Sem Dilma, assumem Temer, Eduardo Cunha ou Renan. Mas pode haver novas eleições com Lula. Tire suas dúvidas

O pedido de impeachment contra a presidenta Dilma foi anunciado na última quarta-feira (2) pelo presidente da Câmara, Eduardo Cunha. No documento, Cunha argumenta que a presidente cometeu crime de responsabilidade ao editar decretos aumentando as despesas do governo federal em 2015 sem o aval do Congresso Nacional e que o governo adotou a prática das "pedaladas fiscais". 

Mas o que acontece a partir de agora? O iG conversou com juristas sobre essa e outras questões importantes para entender as implicações do momento político atual. Confira:

1. Como se dá a abertura do processo de impeachment?
Para dar início ao pedido de impedimento, é preciso que ao menos dois terços dos 513 deputados federais recebam uma denúncia contra a presidente. Caso isso aconteça, a denúncia segue para o Senado, que é quem conduz o julgamento. No período de julgamento no Senado, a presidente ficaria afastada de suas funções. Quem assumiria o cargo seria o vice-presidente, Michel Temer (PMDB). 

2. Como é o julgamento no Senado?
Em um primeiro momento, colhem-se depoimentos de testemunhas, eventuais novas provas etc. No momento da votação, o Senado julga culpado ou inocente. Para que a presidente seja considerada culpada e impedida de prosseguir no cargo, é preciso que dois terços dos 81 senadores votem pelo impeachment. 

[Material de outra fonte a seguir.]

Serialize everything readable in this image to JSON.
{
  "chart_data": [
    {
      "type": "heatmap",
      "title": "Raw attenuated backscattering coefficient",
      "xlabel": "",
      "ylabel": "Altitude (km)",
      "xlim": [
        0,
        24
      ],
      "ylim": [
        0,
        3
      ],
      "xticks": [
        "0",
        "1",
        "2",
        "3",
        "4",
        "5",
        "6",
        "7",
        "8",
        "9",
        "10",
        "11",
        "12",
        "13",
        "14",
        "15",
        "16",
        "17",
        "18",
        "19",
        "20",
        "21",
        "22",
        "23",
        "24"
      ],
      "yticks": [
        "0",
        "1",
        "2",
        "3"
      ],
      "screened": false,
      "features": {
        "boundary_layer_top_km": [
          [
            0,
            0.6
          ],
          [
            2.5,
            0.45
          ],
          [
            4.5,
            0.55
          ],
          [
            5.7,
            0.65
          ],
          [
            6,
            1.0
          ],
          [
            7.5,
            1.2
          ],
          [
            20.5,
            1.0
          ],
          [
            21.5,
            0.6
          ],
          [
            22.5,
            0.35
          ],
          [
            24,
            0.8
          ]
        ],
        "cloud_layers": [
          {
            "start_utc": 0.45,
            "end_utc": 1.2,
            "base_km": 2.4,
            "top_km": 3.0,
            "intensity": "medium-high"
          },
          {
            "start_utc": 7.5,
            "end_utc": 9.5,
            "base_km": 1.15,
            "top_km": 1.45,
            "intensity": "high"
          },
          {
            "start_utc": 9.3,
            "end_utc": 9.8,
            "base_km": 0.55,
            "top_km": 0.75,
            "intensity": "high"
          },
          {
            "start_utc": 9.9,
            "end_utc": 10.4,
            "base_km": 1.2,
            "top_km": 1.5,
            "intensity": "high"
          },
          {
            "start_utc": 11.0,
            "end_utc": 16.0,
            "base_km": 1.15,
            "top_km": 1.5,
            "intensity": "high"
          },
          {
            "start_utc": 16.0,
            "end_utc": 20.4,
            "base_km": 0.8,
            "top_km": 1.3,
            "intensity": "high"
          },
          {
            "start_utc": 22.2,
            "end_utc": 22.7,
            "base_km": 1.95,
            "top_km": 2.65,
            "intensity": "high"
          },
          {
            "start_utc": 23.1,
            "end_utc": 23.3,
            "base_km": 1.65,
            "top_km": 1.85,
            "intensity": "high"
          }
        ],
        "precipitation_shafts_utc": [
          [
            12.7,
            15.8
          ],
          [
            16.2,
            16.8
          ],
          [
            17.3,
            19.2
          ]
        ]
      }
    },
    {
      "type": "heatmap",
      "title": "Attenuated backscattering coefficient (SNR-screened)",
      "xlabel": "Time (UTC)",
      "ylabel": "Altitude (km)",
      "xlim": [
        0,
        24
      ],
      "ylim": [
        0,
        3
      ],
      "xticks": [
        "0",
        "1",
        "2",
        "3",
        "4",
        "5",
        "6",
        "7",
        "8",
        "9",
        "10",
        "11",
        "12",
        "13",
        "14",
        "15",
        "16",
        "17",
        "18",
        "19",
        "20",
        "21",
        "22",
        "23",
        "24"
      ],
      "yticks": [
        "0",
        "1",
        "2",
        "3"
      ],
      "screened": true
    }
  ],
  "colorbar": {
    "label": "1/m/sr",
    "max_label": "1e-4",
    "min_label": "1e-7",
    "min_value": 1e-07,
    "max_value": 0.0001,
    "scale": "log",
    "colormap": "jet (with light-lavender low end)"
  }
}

3. Se Dilma sofrer o impeachment, teremos novas eleições?
Não. De acordo com a Constituição, se Dilma for impedida, o vice-presidente Michel Temer assumiria o posto e o ocuparia até o fim do mandato. Só aconteceriam novas eleições, caso ambos fossem impedidos. Nessa situação, são dois os cenários possíveis, a depender do momento em que haja o impeachment. Se o processo de impedimento acontece na primeira metade do mandato, o presidente da Câmara, no caso o deputado Eduardo Cunha (PMDB), assume interinamente e uma nova eleição é marcada em até 90 dias. Caso a cassação ocorra na metade final do mandato, o presidente da Câmara assume e é realizada uma eleição indireta para a escolha do sucessor. Na eleição indireta, votam apenas senadores e deputados federais.

4. Caso haja o impeachment da presidente e do vice, existe alguma possibilidade de o segundo colocado nas eleições do ano passado assumir o posto?
Não. Na possibilidade de uma nova eleição, todos os partidos/coligações indicam seus candidatos, que podem ou não ser os mesmos do pleito anterior. 

5. Que tipos de provas são necessárias para a abertura do impeachment?
De acordo com a Constituição, são crimes de responsabilidade os atos do presidente que atentem contra a existência da União, o exercício dos direitos políticos, individuais e sociais, o cumprimento das leis e a probidade administrativa. A Constituição também diz, no entanto, que o presidente, na vigência de seu mandato, não pode ser responsabilizado por atos estranhos ao exercício de suas funções. Isso significa, portanto, que a presidente Dilma não pode ser julgada por acontecimentos da época em que ela foi presidente do conselho da Petrobras, porque ela não estava na Presidência.